Furthermore, we could have our own public works projects to reinvigorate the economy and repair our crumbling infrastructure, which gets a grade of D from the National Council on Public Works’ infrastructure report card (obviously, in this case, we would have to wait for the pandemic to pass so we know its safe for workers to be outdoors and working near each other). We could hire public workers to build-out high-speed rail systems and our airports, roads, bridges, schools, sewage systems, public parks, and energy infrastructure. We could go clean the water in counties across the country which house cities like Flint Michigan who are living with poisoned water. We could focus on sustainable infrastructure and implement projects under the Green New Deal so we can start to transition away from fossil fuels toward renewable energy, and fortify our cities to be ready for extreme weather and rising temperatures and sea levels. We can make public college education tuition-free and send people to school to become teachers, engineers, climate scientists, psychologists, researchers, and astronauts. This would create millions of jobs, spread spending money in the economy, and lay the groundwork for a new America that reflects how wealthy and resourceful we actually are as a nation.
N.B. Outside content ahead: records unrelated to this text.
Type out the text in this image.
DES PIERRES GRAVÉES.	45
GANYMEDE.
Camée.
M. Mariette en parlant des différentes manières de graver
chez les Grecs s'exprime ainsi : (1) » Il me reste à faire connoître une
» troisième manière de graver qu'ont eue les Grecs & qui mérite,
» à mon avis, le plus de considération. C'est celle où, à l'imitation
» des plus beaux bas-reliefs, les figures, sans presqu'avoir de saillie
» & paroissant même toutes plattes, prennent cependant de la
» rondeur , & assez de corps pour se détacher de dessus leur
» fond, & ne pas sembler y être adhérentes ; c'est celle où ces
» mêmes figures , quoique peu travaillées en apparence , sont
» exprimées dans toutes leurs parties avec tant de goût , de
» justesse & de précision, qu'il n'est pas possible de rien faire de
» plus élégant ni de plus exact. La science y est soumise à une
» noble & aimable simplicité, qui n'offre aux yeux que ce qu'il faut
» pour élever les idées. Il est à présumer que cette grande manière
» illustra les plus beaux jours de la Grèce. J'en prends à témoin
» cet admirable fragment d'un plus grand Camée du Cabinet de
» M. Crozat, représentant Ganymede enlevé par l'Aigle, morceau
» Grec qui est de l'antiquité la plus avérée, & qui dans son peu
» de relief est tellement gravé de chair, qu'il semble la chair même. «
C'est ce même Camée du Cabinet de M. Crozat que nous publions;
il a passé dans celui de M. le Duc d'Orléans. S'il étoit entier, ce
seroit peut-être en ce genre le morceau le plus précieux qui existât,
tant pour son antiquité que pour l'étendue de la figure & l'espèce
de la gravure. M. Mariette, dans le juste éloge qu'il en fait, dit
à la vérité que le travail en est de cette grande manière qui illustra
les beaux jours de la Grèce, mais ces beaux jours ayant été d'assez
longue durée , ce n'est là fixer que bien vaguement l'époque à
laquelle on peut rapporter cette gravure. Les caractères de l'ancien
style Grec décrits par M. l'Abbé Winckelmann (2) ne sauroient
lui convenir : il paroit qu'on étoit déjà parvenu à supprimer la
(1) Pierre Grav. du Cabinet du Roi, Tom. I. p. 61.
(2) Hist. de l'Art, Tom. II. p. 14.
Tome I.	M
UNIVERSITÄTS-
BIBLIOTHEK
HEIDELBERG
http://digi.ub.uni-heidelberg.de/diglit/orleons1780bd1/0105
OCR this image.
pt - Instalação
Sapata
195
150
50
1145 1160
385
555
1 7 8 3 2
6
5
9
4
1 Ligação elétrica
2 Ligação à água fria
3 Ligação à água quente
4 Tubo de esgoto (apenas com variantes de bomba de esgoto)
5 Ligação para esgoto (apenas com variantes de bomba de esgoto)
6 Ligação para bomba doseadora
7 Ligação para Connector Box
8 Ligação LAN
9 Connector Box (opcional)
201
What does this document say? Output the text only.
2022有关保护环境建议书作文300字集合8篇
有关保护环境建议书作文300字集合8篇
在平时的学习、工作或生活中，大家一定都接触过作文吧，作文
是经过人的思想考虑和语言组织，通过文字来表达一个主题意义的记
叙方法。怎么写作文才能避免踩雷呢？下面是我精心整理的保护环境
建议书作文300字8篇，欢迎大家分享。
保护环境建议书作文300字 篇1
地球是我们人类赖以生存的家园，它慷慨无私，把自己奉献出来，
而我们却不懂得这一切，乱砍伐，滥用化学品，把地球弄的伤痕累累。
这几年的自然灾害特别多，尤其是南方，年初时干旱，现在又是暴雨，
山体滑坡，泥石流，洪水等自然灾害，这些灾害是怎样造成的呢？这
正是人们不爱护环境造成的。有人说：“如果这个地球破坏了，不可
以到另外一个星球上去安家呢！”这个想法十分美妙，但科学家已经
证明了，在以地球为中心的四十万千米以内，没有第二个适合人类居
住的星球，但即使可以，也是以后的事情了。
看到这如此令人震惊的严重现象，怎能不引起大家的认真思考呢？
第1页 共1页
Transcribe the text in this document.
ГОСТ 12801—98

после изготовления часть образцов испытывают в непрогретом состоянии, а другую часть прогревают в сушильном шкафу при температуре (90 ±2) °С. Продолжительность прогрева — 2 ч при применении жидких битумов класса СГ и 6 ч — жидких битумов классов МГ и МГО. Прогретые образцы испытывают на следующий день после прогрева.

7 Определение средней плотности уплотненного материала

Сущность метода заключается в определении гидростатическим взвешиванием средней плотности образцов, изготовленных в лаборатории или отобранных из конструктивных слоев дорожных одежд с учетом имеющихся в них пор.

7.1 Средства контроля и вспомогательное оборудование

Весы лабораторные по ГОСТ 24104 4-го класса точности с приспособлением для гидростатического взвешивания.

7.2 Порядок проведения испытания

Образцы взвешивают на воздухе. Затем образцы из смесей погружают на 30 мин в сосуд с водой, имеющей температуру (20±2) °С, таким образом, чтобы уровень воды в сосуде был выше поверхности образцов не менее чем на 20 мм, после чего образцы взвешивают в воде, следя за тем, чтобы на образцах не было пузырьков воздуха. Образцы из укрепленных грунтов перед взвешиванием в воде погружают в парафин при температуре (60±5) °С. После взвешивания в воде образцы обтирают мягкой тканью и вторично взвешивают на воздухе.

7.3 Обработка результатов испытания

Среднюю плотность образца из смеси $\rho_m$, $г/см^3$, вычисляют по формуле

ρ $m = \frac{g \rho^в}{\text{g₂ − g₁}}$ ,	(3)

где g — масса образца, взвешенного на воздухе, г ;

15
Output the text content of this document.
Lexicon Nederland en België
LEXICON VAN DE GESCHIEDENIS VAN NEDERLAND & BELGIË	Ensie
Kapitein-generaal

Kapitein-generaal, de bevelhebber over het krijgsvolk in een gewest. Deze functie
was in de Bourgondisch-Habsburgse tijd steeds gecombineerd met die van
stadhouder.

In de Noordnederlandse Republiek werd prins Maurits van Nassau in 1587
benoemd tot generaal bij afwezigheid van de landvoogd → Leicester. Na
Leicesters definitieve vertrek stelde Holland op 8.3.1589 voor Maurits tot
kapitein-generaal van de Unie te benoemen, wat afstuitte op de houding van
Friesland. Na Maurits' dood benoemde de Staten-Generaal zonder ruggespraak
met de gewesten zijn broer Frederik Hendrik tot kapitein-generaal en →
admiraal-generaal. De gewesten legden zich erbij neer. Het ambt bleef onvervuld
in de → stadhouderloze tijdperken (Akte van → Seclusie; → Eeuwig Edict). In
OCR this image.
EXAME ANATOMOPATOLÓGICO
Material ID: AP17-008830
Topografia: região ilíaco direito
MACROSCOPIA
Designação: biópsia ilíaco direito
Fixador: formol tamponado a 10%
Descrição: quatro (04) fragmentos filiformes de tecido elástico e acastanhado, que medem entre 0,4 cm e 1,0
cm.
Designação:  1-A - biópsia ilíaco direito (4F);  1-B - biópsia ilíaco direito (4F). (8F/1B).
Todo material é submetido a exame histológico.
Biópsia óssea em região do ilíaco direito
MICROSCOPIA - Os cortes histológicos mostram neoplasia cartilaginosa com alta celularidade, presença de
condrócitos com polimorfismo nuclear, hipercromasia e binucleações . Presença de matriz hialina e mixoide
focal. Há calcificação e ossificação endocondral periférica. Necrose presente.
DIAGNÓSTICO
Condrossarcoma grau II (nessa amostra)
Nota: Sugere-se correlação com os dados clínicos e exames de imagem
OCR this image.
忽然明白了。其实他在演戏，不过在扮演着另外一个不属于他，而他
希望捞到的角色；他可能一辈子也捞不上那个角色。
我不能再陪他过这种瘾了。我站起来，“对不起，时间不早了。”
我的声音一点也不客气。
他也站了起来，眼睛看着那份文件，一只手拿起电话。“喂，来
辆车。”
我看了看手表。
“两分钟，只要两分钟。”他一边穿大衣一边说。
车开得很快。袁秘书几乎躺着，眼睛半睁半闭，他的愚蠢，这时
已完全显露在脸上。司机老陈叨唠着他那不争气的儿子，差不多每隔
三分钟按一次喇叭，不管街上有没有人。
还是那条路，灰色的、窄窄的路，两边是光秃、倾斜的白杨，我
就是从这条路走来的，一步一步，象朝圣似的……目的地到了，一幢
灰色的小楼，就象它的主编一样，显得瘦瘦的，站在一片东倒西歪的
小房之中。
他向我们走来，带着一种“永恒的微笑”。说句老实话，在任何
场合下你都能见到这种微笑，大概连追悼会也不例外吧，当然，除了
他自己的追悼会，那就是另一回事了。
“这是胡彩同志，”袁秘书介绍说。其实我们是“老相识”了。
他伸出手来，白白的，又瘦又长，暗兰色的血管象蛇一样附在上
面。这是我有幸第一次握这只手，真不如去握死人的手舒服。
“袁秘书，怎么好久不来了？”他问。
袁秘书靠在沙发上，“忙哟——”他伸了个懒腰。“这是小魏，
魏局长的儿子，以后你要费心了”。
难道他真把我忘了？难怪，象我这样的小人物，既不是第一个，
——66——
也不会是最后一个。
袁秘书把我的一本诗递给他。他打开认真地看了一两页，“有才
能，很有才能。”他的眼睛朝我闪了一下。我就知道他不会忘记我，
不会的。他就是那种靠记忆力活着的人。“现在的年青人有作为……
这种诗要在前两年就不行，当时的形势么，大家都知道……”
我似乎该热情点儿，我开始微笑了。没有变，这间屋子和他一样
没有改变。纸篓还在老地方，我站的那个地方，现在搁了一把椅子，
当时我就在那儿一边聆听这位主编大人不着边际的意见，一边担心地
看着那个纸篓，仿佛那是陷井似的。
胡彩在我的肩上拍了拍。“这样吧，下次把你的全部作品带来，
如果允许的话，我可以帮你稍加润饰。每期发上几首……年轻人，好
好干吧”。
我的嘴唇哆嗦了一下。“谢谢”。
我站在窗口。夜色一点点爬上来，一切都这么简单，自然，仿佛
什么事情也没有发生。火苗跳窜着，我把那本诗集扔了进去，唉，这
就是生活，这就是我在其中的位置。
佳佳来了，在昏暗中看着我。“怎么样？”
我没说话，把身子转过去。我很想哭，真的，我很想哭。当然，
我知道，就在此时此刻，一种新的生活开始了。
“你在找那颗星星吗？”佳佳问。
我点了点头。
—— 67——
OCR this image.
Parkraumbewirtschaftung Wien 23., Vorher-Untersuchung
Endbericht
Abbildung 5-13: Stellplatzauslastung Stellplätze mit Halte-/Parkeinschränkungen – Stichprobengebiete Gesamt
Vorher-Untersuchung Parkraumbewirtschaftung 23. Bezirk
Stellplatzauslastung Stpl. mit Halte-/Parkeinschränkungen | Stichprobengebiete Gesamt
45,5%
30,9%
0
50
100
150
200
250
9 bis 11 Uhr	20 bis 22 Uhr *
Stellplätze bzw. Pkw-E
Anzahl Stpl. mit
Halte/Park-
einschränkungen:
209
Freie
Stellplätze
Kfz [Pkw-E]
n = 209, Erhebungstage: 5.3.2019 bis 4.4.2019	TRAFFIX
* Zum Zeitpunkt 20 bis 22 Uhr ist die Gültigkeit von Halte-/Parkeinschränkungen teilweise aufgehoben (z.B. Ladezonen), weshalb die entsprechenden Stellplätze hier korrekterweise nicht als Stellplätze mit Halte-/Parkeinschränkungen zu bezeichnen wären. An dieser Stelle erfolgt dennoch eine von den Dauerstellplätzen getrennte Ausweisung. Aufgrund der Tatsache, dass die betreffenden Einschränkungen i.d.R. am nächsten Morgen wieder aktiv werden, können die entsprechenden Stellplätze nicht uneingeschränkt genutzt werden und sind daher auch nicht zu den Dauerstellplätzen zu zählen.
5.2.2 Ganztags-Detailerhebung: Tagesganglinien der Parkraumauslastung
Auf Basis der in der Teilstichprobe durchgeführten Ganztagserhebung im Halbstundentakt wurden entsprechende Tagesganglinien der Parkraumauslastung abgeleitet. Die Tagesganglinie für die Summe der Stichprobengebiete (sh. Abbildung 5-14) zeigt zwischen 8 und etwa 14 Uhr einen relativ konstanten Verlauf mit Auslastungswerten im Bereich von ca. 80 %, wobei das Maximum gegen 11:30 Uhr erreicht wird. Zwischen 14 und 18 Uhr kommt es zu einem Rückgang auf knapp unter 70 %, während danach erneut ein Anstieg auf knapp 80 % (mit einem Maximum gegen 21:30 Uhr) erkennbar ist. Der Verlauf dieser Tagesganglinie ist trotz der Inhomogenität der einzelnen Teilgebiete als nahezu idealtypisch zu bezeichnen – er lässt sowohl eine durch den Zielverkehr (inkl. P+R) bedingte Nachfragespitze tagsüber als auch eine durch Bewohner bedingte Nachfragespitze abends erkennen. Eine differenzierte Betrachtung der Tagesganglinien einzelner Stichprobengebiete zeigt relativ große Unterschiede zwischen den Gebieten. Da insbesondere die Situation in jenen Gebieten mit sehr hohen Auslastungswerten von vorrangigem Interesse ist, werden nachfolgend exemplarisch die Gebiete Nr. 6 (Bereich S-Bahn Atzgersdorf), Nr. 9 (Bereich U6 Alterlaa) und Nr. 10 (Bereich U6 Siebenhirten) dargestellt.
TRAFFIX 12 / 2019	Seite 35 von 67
If I read the temper of our people correctly, we now realize as we have never realized before our interdependence on each other.
If there’s anything this pandemic has taught us, it is that humans are more interdependent than we want to admit. Our old systems separate us with borders and tribal differences, but the way forward is one of solidarity and collaboration. We have no more time to waste placating the capitalist class and their system that has made us all vulnerable; we need to be bold like FDR and call out corruption while embodying a new vision for America, just like the New Deal generation did almost a century ago.
For me, the most obvious solution to the coming economic collapse is to spend money on actual projects that will materially improve the lives of all Americans and put people to work. Corporations are obviously finding that their margins are tighter and they have a legal obligation to make a profit, so many are laying people off. This situation is also unique because of the limitations coronavirus has put on our economy, but we need to use our government to mobilize people and create new structures and systems to address the vulnerabilities in our society.
History indeed does rhyme. We have a chance to remember our truly American roots and try once again to rhyme with FDR and his quest for a better world for us and our descendants.